Teuer, teuer, Vanille

Das Magazin "Pfeffer" berichtet in der aktuellen Ausgabe 1/2018 wieder einmal über nochmal gestiegenen Vanillepreis. Wir möchten euch den Artikel nicht vorenthalten.

 

Weltweit beliebt: Lebensmittel mit echter Vanille

Teuer, teuer, Vanille

 

In jedem Sommer streiten sich Vanille und Schoko um den ersten Platz. Die beiden Eissorten führen die deutsche Beliebtheitsstatistik an – unangefochten und mit deutlichem Abstand zur Nachhut. In diesem Jahr könnte Schoko das Rennen allerdings für sich entscheiden. Denn die Kontrahentin hat ein Problem: Vier zu wenig Vanilleschoten treffen auf eine enorm hohe Nachfrage.

Coupe Dänemark, Birne Helene und der Spaghetti-Becher müssen sich warm anziehen.

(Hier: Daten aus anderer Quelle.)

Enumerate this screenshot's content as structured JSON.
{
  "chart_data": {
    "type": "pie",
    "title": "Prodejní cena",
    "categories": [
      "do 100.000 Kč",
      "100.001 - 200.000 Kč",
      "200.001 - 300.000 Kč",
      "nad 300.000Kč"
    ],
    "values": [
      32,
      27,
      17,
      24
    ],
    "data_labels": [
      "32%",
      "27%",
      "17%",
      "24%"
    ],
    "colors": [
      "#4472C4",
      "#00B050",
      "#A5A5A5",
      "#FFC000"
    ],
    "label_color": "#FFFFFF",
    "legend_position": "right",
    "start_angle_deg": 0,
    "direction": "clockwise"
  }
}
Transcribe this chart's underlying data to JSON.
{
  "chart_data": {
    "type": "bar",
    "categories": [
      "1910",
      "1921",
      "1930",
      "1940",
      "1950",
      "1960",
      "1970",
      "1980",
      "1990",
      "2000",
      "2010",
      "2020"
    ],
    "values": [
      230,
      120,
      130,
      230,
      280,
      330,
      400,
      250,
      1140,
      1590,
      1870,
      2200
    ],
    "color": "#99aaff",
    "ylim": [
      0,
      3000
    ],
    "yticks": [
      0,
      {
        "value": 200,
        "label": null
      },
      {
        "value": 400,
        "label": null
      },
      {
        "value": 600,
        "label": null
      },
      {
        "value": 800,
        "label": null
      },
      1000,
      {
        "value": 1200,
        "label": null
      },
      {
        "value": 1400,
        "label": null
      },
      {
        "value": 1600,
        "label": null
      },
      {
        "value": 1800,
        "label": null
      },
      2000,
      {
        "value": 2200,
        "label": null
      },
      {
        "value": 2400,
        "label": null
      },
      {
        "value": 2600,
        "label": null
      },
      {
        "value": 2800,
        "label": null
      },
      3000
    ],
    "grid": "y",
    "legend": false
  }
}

Für ihr Vanilleeis wird es auf dem Weltmarkt eng – und teuer. Schon die gering ausgefallene Vanille-Ernte 2015 (1.700 bis 1.800 Tonnen) ließ die Marktpreise in die Höhe schnellen: Der Kilopreis steig von 40 US-Dollar auf rund 160 US-Dollar an. 2016 dann fiel die weltweite Ernte, die stets mit einem halbjährlichen Produktionsverzug in den Handel kommt, wieder besser aus: Sie belief sich auf rund 2.400 Tonnen. Das versetzte der Preissteigerung jedoch keinen Abbruch. Im Gegenteil: der Kilopreis im Sommer 2017 kletterte auf nie da gewesene 450 US-Doller, bei Bio-Vanille auf 550 US-Dollar.

Seither boomt die Nachfrage nach dem Gewürz, das in großen Mengen in Cola verarbeitet wird, wie nie zuvor. Weltweit erfreut sich der Vanillegeschmack mehr und mehr Beliebtheit. Zudem wünschen sich Verbraucher in Europa und den USA die „echte“ Vanille, sprich: „natürliches Vanille-Aroma“ und nicht „natürliches Aroma Vanille“. Letzteres darf aus beliebigen natürlichen Rohstoffen hergestellt werden, Ersteres muss aus Vanilleschoten gewonnen werden (EU-Aromenverordnung).

Dabei ist der Vanilleanbau ein aufwendiges Geschäft: Tausende von Kleinbauern müssen die Blüten der Orchideenart „Vanilla planifolia“ einzeln und von Hand bestäuben. Nach vier bis sechs Wochen entwickeln sich daraus grüne, längliche Kapselfrüchte. Wechseln sie ihre Farbe, nach etwa acht Monaten, ins Gelbliche, dann ist sie reif. Nach der Ernte beginnt eine mehrmonatige Fermentation, an deren Ende die dunkle Schote steht, die jedermann, in Glasröhrchen verpackt, aus dem Supermarktregal kennt.

Die echte Bourbon-Vanille, die einen Großteil der welternte ausmacht, stammt ausschließlich von den Inseln Réunion, den Komoren, Mauritius und vor allem Madagaskar. Im tropischen Klima fühlt sich die kostbare Orchideenpflanze wohl. Und sie treibt geradezu groteske Blüten: Infolge der enormen Marktpreise fürchten sich die dortigen Farmer vor Diebstahl. Daher ernten Sie nun frühzeitiger als gewohnt. Damit verringert sich jedoch der Vanillin-Gehalt in den Schoten, so dass in den weiterverarbeiteten Produkten mehr natürliches Aroma oder mehr Extrakt zum Einsatz kommen muss, um den bekannten Geschmack zu erzielen. Das wiederum schränkt das ohnehin knappe Angebot weiter ein. Und die Vanille wird ihrem Zweitnahmen „Königin der Gewürze“ mehr denn je gerecht.